Each of these types has its own unique applications, advantages, and limitations. Some are better suited for small, simple networks, while others are designed for large, complex, multi-site implementations.

Relationship between MPLS and WDM

Wavelength Division Multiplexing (WDM) is another technology that significantly influences modern networking. WDM allows multiple optical signals to be sent over a single fiber strand. MPLS and WDM often work in concert, providing both the transport layer (WDM) and the service layer (MPLS) in a network.

Multi-Layer Networking
MPLS can sit on top of a WDM network to provide a multi-layer networking solution. In this setup, WDM takes care of the optical layer while MPLS handles the data layer. This results in optimized bandwidth utilization, increased network efficiency, and lowered operational costs.

Traffic Engineering
Both MPLS and WDM offer traffic engineering features, but they operate at different layers. MPLS can handle the prioritization of data packets, while WDM can allocate specific wavelengths for different data types or customers.

MPLS and Vendors

MPLS solutions are provided by various networking vendors, including VC4, each with its own set of features, advantages, and limitations. Some providers offer robust and scalable solutions, which integrate seamlessly with a wide array of networking hardware. Others, offer user-friendly configuration options, whilst other still, are long standing players in the MPLS domain, and offer reliability.

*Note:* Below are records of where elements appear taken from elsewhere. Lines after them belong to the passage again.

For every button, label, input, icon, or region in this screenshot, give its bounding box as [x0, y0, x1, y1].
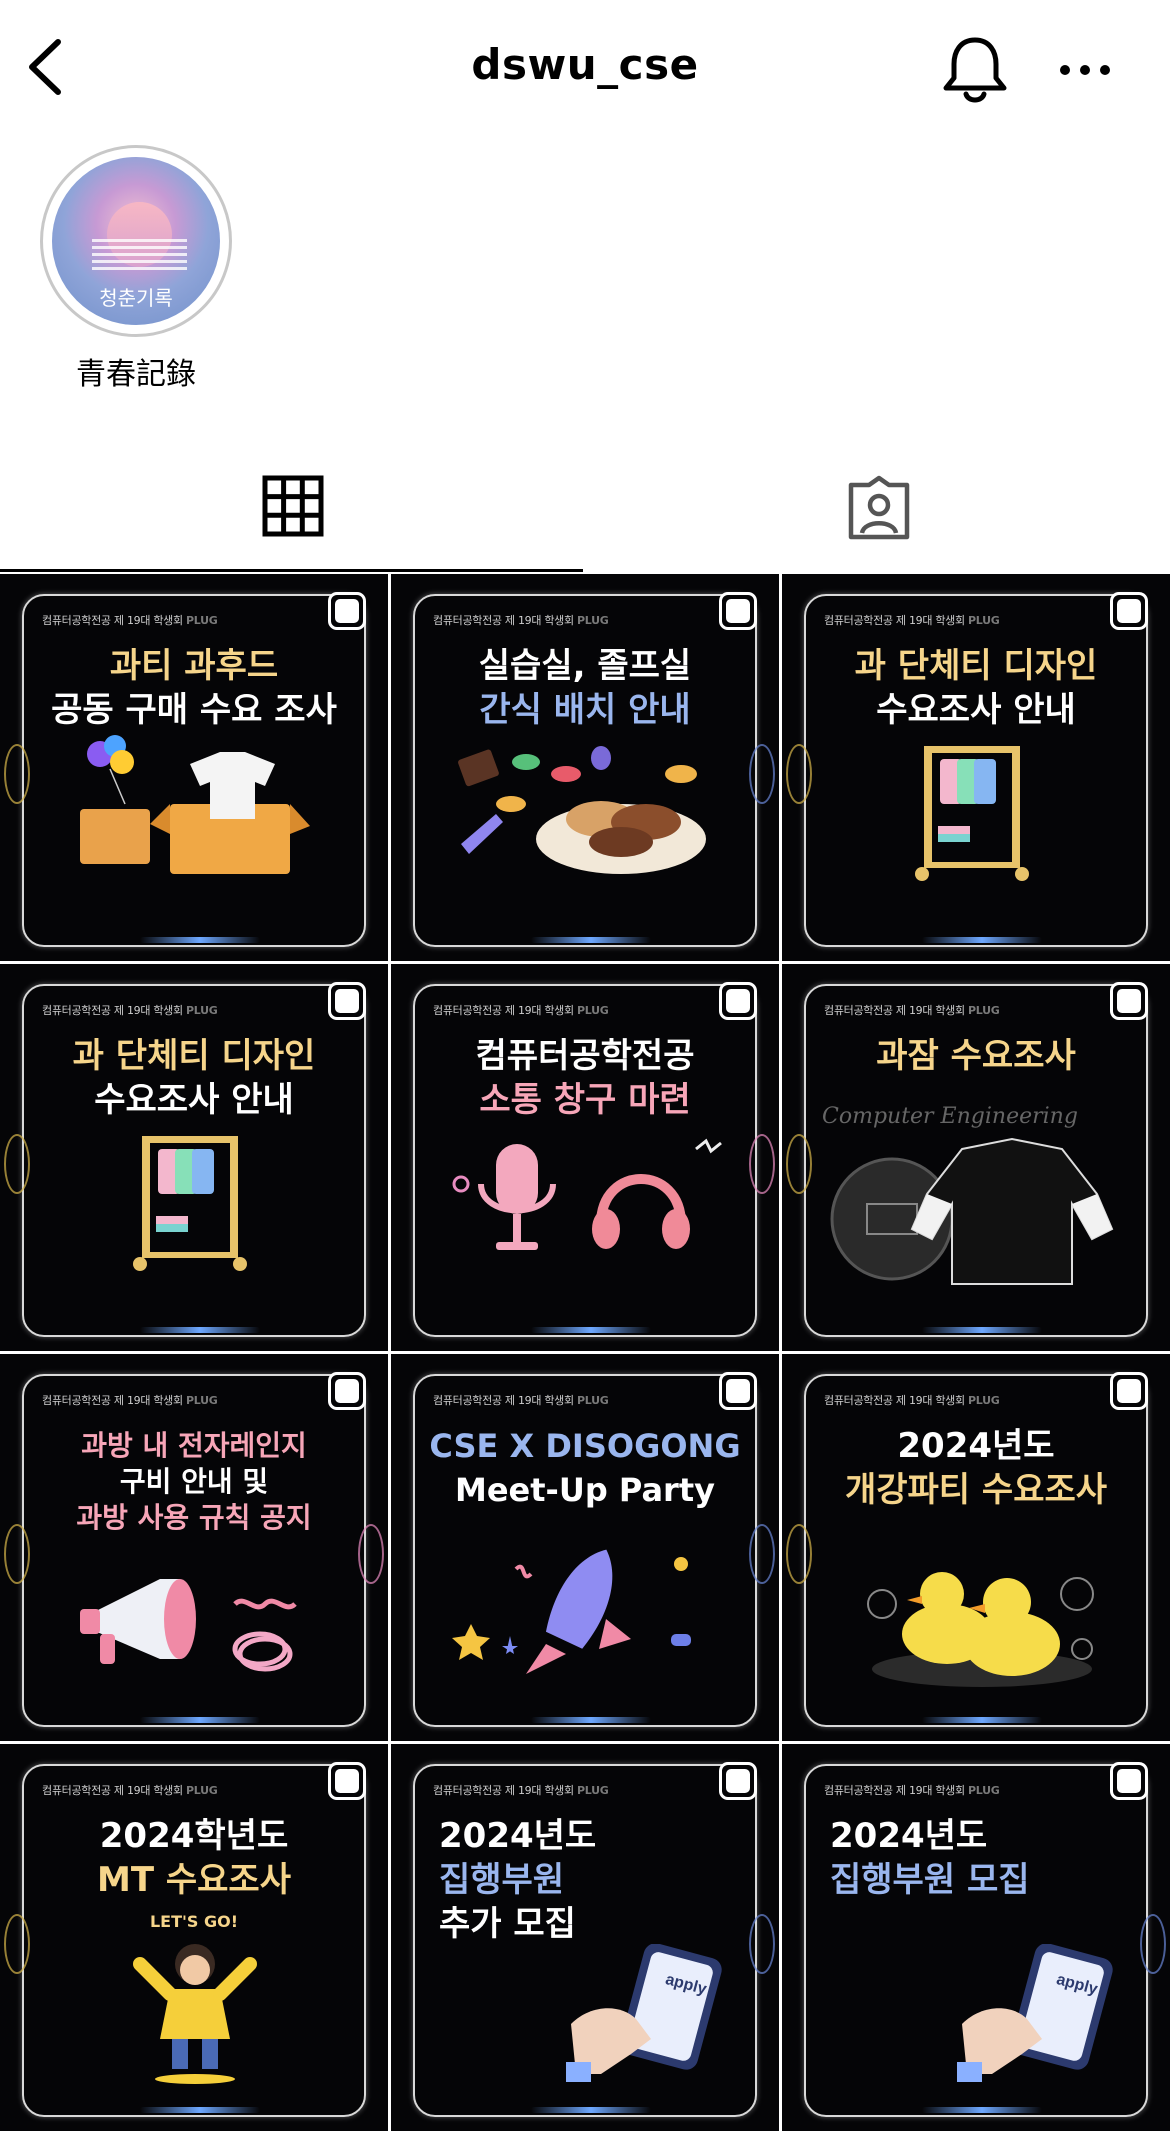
post-title: 과방 내 전자레인지 구비 안내 및 과방 사용 규칙 공지 — [76, 1429, 312, 1534]
clothes-rack-illustration — [915, 746, 1029, 881]
clothes-rack-illustration — [133, 1136, 247, 1271]
multi-post-icon — [719, 592, 757, 630]
highlight-ring: 청춘기록 — [40, 145, 232, 337]
highlight-label: 青春記錄 — [76, 357, 196, 392]
box-tshirt-illustration — [80, 735, 310, 874]
post-tile[interactable]: 컴퓨터공학전공 제 19대 학생회 PLUG 2024년도 집행부원 추가 모집… — [391, 1744, 779, 2131]
highlight-cover-text: 청춘기록 — [99, 286, 173, 310]
notifications-button[interactable] — [940, 32, 1010, 107]
snacks-illustration — [458, 746, 706, 874]
multi-post-icon — [328, 1372, 366, 1410]
multi-post-icon — [1110, 1762, 1148, 1800]
post-badge: LET'S GO! — [149, 1912, 239, 1931]
post-org: 컴퓨터공학전공 제 19대 학생회 PLUG — [433, 1784, 609, 1797]
post-title: CSE X DISOGONG Meet-Up Party — [429, 1427, 741, 1509]
post-title: 2024년도 집행부원 모집 — [830, 1816, 1030, 1900]
tagged-person-icon — [848, 475, 910, 540]
post-title: 2024년도 개강파티 수요조사 — [844, 1426, 1108, 1510]
more-horizontal-icon — [1060, 65, 1110, 75]
cheering-person-illustration — [133, 1944, 257, 2084]
post-tile[interactable]: 컴퓨터공학전공 제 19대 학생회 PLUG 과잠 수요조사 Computer … — [782, 964, 1170, 1351]
post-tile[interactable]: 컴퓨터공학전공 제 19대 학생회 PLUG 과 단체티 디자인 수요조사 안내 — [782, 574, 1170, 961]
more-options-button[interactable] — [1055, 50, 1115, 90]
post-title: 실습실, 졸프실 간식 배치 안내 — [478, 646, 692, 730]
post-title: 2024학년도 MT 수요조사 — [97, 1816, 291, 1900]
post-tile[interactable]: 컴퓨터공학전공 제 19대 학생회 PLUG 과방 내 전자레인지 구비 안내 … — [0, 1354, 388, 1741]
post-title: 컴퓨터공학전공 소통 창구 마련 — [475, 1036, 695, 1120]
multi-post-icon — [1110, 1372, 1148, 1410]
post-title: 과잠 수요조사 — [876, 1036, 1076, 1076]
multi-post-icon — [1110, 982, 1148, 1020]
phone-apply-illustration: apply — [566, 1944, 722, 2082]
posts-grid: 컴퓨터공학전공 제 19대 학생회 PLUG 과티 과후드 공동 구매 수요 조… — [0, 574, 1170, 2131]
post-tile[interactable]: 컴퓨터공학전공 제 19대 학생회 PLUG 컴퓨터공학전공 소통 창구 마련 — [391, 964, 779, 1351]
varsity-jacket-illustration — [830, 1137, 1114, 1285]
post-tile[interactable]: 컴퓨터공학전공 제 19대 학생회 PLUG 2024년도 개강파티 수요조사 — [782, 1354, 1170, 1741]
post-tile[interactable]: 컴퓨터공학전공 제 19대 학생회 PLUG 과티 과후드 공동 구매 수요 조… — [0, 574, 388, 961]
tab-tagged[interactable] — [585, 460, 1170, 570]
multi-post-icon — [328, 592, 366, 630]
microphone-headphones-illustration — [452, 1138, 722, 1250]
post-org: 컴퓨터공학전공 제 19대 학생회 PLUG — [824, 1004, 1000, 1017]
post-tile[interactable]: 컴퓨터공학전공 제 19대 학생회 PLUG CSE X DISOGONG Me… — [391, 1354, 779, 1741]
highlight-cover: 청춘기록 — [52, 157, 220, 325]
grid-icon — [262, 475, 324, 537]
post-org: 컴퓨터공학전공 제 19대 학생회 PLUG — [824, 1784, 1000, 1797]
post-org: 컴퓨터공학전공 제 19대 학생회 PLUG — [42, 1394, 218, 1407]
phone-apply-illustration: apply — [957, 1944, 1113, 2082]
rubber-duck-illustration — [867, 1572, 1094, 1687]
post-title: 과 단체티 디자인 수요조사 안내 — [72, 1036, 316, 1120]
post-org: 컴퓨터공학전공 제 19대 학생회 PLUG — [42, 1004, 218, 1017]
multi-post-icon — [719, 982, 757, 1020]
multi-post-icon — [1110, 592, 1148, 630]
post-tile[interactable]: 컴퓨터공학전공 제 19대 학생회 PLUG 과 단체티 디자인 수요조사 안내 — [0, 964, 388, 1351]
post-title: 과 단체티 디자인 수요조사 안내 — [854, 646, 1098, 730]
story-highlight[interactable]: 청춘기록 青春記錄 — [40, 145, 236, 393]
megaphone-illustration — [80, 1579, 297, 1672]
post-org: 컴퓨터공학전공 제 19대 학생회 PLUG — [42, 1784, 218, 1797]
post-title: 과티 과후드 공동 구매 수요 조사 — [51, 646, 337, 730]
post-tile[interactable]: 컴퓨터공학전공 제 19대 학생회 PLUG 2024학년도 MT 수요조사 L… — [0, 1744, 388, 2131]
multi-post-icon — [328, 982, 366, 1020]
post-org: 컴퓨터공학전공 제 19대 학생회 PLUG — [824, 1394, 1000, 1407]
post-tile[interactable]: 컴퓨터공학전공 제 19대 학생회 PLUG 2024년도 집행부원 모집 ap… — [782, 1744, 1170, 2131]
active-tab-indicator — [0, 569, 583, 572]
rocket-illustration — [452, 1549, 691, 1674]
post-org: 컴퓨터공학전공 제 19대 학생회 PLUG — [42, 614, 218, 627]
post-org: 컴퓨터공학전공 제 19대 학생회 PLUG — [433, 1004, 609, 1017]
post-org: 컴퓨터공학전공 제 19대 학생회 PLUG — [433, 614, 609, 627]
post-tile[interactable]: 컴퓨터공학전공 제 19대 학생회 PLUG 실습실, 졸프실 간식 배치 안내 — [391, 574, 779, 961]
tab-posts-grid[interactable] — [0, 460, 585, 572]
post-org: 컴퓨터공학전공 제 19대 학생회 PLUG — [824, 614, 1000, 627]
multi-post-icon — [328, 1762, 366, 1800]
multi-post-icon — [719, 1762, 757, 1800]
top-bar: dswu_cse — [0, 0, 1170, 135]
profile-tabs — [0, 460, 1170, 572]
post-title: 2024년도 집행부원 추가 모집 — [439, 1816, 597, 1944]
post-org: 컴퓨터공학전공 제 19대 학생회 PLUG — [433, 1394, 609, 1407]
multi-post-icon — [719, 1372, 757, 1410]
bell-icon — [943, 37, 1007, 103]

Implications for the Future

With current technologies like 5G, IoT, and SD-WAN becoming more prevalent, MPLS’s role as an efficient, reliable routing mechanism is likely to grow. Its ability to support deterministic routing and advanced QoS features will be critical in managing increasingly complex network demands.
MPLS offers a plethora of benefits over traditional IP routing methods. By replacing cumbersome address-based routing with more efficient label-based switching, MPLS provides a streamlined, effective solution for complex network topologies. Its role in future network architectures, particularly with the advent of technologies that require rapid, reliable data transmission, is undeniably important. Therefore, understanding the nuances of MPLS is crucial for network engineers and architects involved in designing next-generation networks.

VC4 and MPLS

The integration of VC4-IMS with MPLS networks brings about a synergy that combines the robustness of MPLS routing with the intelligence of a sophisticated network inventory management solution. This results in a highly efficient, manageable, and scalable network infrastructure. Given the rapidly evolving networking landscape, leveraging technologies like MPLS and VC4-IMS software is increasingly becoming a necessity for organizations aiming for operational excellence in telecom network management.